Título: Lula: sem esperança em Cancún
Autor: Alencastro, Catarina; Gois, Chico de
Fonte: O Globo, 27/10/2010, Ciência, p. 34
Presidente vai à Conferência do Clima, mas vê pouca chance de avanço
BRASÍLIA. O presidente Luiz Inácio Lula da Silva disse ontem que irá participar da COP-16, em Cancún, no México, em dezembro, mas adiantou que não acredita que o evento internacional para discutir as mudanças climáticas possa resultar em grandes avanços. A mesma opinião foi expressa pelo ministro de Relações Exteriores, Celso Amorim, para quem as expectativas para a conferência, diferentemente da reunião mundial no ano passado, em Copenhague, são modestas.
Não há expectativa para um grande acordo sentenciou Amorim, para depois observar: Isso não quer dizer que Cancún será um fracasso total.
O presidente lembrou que, na COP-15, em Copenhague, o Brasil apresentou metas de redução de emissão de gases de efeito estufa, diferentemente dos países ricos. Ele aproveitou para criticar os países desenvolvidos.

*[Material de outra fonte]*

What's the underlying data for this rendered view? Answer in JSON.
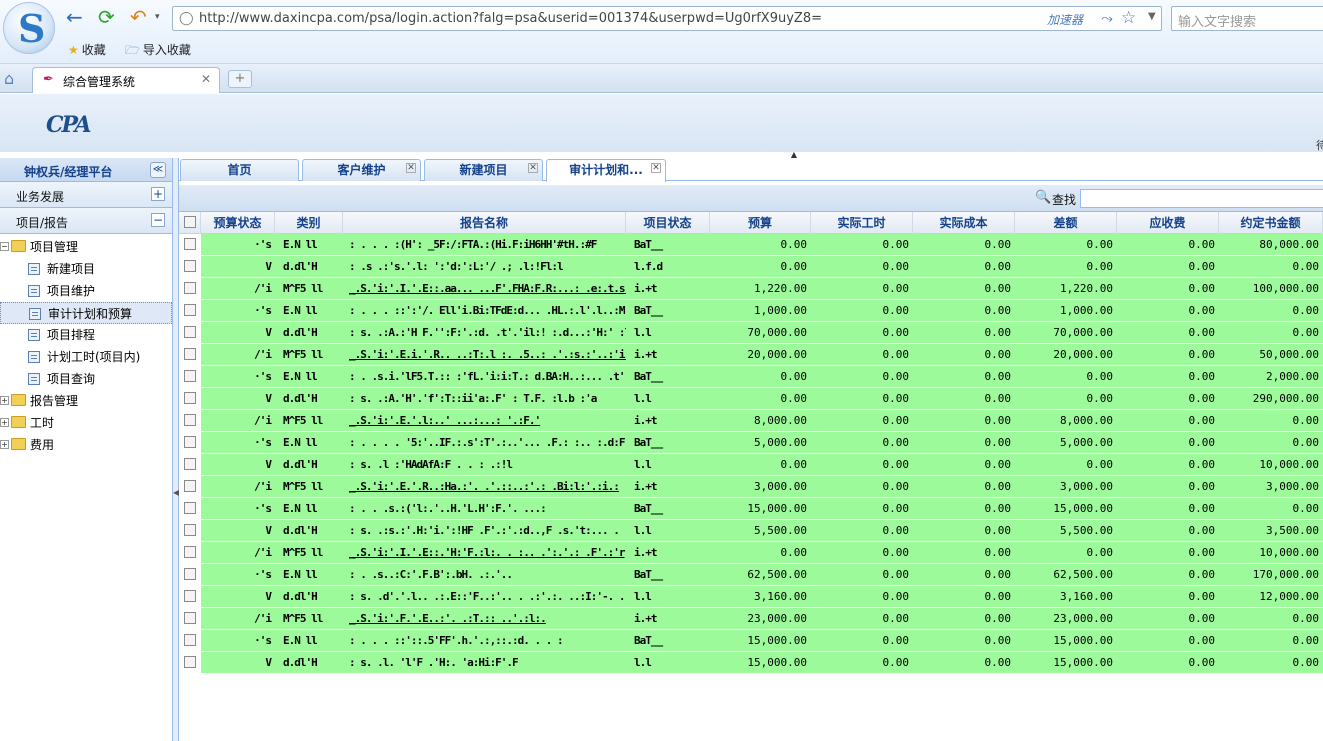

Quando nós chegamos a Copenhague, tivemos uma surpresa porque todos os países ricos queriam uma audiência com o Brasil e, no fundo, todos eles estavam sabendo que o Brasil era o único que tinha evoluído e que tinha feito uma proposta e que estava disposto a cumprir suas metas. O restante era cada um tentando desfazer os compromissos que eles tinham assumido há algum tempo afirmou o presidente, criticando os americanos por, segundo ele, não quererem fazer absolutamente nada.
Os americanos, para não fazerem nada, queriam usar os chineses como se fossem o bode expiatório da emissão de gases de efeito estufa.
Nós não aceitamos que os chineses pagassem o pato porque, embora sejam um dos grandes países poluidores hoje, a industrialização deles começou agora há pouco.
Presidente diz que países ricos fazem guerra comercial Para Cancún, no entanto, a expectativa de Lula é pequena. Ele avaliou que a participação brasileira na COP-16 servirá para o país reafirmar suas posições.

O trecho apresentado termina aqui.